Un sondage étonnant donnait Kamala Harris victorieuse à Des Moines. Les illusions ont été vite dissipées, Donald Trump a gagné, sous les yeux du journaliste et dessinateur Elliot Raimbeau, qui raconte pour Heidi.news cette campagne dans l'Etat où a vécu sa grand-mère. Qui, si elle était encore en vie, n'aurait sans doute pas laissé faire.
«J'hésitais à aller voter, sincèrement, et puis j’ai vu le sondage du Des Moines Register qui donnait Harris en tête.

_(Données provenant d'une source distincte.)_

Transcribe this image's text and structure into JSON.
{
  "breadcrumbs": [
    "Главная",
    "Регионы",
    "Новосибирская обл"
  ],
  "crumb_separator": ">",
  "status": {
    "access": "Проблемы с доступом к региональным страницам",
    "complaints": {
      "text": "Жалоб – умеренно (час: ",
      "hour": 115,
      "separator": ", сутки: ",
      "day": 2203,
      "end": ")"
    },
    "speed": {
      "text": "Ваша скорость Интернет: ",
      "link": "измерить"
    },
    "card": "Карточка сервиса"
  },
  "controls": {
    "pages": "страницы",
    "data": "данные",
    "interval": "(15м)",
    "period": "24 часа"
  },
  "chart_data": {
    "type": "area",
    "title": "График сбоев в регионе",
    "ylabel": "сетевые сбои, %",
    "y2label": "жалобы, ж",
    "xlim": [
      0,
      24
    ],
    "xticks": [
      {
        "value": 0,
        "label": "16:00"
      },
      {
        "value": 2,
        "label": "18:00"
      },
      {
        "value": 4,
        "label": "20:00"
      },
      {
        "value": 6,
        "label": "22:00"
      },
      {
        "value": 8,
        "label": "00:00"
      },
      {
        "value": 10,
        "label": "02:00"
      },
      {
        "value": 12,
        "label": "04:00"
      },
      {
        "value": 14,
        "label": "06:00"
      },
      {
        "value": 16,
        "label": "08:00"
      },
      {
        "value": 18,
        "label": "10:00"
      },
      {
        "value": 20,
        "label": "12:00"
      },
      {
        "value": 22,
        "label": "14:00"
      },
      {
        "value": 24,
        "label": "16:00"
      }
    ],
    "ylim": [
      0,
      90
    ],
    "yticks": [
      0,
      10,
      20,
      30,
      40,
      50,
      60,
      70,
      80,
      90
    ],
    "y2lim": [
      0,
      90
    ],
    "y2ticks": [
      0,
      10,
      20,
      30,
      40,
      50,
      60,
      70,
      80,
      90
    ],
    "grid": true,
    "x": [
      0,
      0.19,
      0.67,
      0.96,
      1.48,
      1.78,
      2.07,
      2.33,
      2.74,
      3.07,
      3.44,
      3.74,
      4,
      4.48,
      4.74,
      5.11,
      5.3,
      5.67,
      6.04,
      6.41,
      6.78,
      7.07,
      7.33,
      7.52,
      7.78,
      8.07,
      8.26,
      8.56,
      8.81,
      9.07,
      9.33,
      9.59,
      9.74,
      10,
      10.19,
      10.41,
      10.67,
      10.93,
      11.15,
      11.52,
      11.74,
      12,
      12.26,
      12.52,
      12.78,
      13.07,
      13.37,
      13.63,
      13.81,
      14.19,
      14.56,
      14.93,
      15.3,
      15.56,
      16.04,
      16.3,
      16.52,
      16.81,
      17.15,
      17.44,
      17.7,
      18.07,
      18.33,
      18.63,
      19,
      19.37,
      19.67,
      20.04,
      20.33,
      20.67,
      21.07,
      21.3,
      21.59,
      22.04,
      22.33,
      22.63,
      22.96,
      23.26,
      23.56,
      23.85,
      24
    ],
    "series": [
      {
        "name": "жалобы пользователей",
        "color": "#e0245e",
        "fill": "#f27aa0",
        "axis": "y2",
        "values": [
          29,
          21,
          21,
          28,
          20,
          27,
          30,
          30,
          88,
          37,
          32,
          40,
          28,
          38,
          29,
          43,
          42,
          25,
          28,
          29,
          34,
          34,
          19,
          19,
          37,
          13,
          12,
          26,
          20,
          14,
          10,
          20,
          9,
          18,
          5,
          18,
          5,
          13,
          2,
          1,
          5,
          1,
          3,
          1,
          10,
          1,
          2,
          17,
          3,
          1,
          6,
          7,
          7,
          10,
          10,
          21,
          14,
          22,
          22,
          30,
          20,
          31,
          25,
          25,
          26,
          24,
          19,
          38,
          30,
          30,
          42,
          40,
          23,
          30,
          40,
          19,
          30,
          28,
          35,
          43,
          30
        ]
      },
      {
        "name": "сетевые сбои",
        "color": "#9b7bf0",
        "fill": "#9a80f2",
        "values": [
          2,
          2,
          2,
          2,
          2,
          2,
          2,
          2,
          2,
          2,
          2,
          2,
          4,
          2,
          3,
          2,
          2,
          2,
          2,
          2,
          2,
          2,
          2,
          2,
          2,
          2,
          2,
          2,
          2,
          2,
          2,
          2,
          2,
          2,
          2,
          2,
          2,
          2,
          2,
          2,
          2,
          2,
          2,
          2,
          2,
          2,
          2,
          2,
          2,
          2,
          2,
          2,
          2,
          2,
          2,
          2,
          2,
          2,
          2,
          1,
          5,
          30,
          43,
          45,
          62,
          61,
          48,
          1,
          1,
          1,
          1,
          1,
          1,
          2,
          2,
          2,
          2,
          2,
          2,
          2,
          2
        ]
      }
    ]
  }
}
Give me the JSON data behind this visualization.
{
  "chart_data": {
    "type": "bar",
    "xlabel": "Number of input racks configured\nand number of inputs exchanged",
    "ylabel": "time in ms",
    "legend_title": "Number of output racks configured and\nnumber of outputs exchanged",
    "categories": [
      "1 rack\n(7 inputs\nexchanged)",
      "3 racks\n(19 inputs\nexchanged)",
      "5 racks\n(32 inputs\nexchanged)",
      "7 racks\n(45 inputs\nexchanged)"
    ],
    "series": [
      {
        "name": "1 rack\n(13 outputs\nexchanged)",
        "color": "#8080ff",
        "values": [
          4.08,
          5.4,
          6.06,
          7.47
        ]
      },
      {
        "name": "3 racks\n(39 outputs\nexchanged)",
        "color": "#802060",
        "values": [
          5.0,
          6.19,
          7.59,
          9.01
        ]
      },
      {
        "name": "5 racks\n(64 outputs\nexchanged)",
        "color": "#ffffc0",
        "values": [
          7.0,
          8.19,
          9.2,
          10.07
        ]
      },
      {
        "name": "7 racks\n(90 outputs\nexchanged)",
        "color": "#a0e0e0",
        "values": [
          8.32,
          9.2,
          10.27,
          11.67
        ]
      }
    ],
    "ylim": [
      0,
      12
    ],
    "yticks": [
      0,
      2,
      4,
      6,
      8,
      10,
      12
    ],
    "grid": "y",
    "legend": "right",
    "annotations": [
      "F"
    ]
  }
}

Ça m’a donné de l’espoir et finalement je suis venu.»
Justin Beach, 23 ans, se tient devant un complexe sportif à l’ouest de Des Moines où un bureau de vote a été installé. Face à une patinoire de hockey, une cinquantaine de personnes attendent pour élire leurs représentants locaux, fédéraux et bien sûr le prochain président des Etats-Unis. En cette fin de journée du 5 novembre, l’espoir persiste chez de nombreux démocrates que l’Iowa, Etat républicain depuis 2016, redevienne démocrate et qu’une femme racisée soie élue présidente pour la première fois dans l’histoire du pays. Un sondage du Des Moines Register et de Ann Selzer (réputée pour avoir anticipé la victoire de Donald Trump en 2016) donnait Kamala Harris gagnante en Iowa.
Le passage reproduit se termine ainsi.